In the Parsing task, systems must syntactically annotate all sentences in a sample. Participants to the parsing task will be provided with a development corpus of about 2.000 sentences (about 58.000 tokens) extracted from the Turin University Treebank (TUT) annotated in both a dependency-based (TUT native) and a constituency-based (Penn-like) format.
Therefore the task consists of two distinct subtasks, i.e. dependency parsing and constituency parsing, and participants can select one or perform both.
Evaluation of results will adhere to standard measures such as Labelled Attachment Score (LAS) for dependency parsing (see e.g. CoNLL-X) and EVALB for constituency parsing.
Furthermore, in order to better represent the current scenario of parsing for the Italian language, on the same (PoS tagged) test set different parsed outputs will be accepted as results and adequately evaluated. Each result will be evaluated taking into account separately various features of the annotation that are non-standardized yet, e.g. null elements, punctuation markers, amalgams, non-projective structures. PLEASE NOTICE: The deadline for the distribution of results has been postponed to June 25th.
- Cristina Bosco (Dipartimento di Informatica, Università di Torino – bosco[at]di.unito.it)

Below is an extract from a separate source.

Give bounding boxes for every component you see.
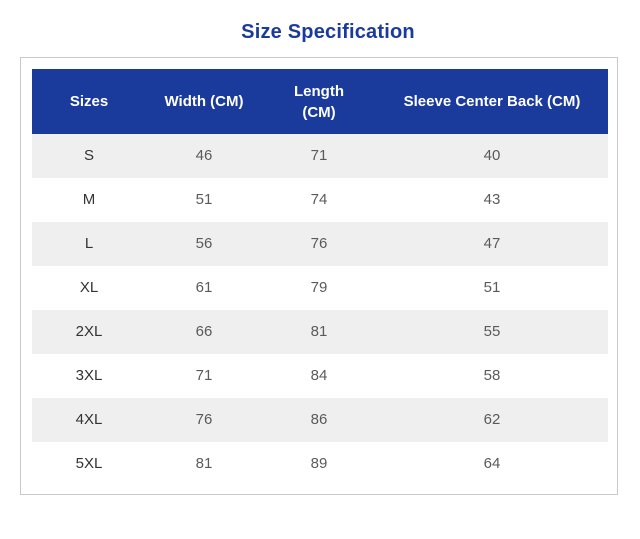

- Alessandro Mazzei (Dipartimento di Informatica, Università di Torino – mazzei[at]di.unito.it)
- Vincenzo Lombardo (Dipartimento di Informatica, Università di Torino – vincenzo[at]di.unito.it)
- Fabio Massimo Zanzotto (Università di Roma Tor Vergata) – zanzotto[at]info.uniroma2.it
Development data consist of about 2.000 sentences annotated in both TUT and TUT-Penn formats. Data are freely available and no fee will be required. Data can be downloaded from the TUT web site (see at the section EVALITA).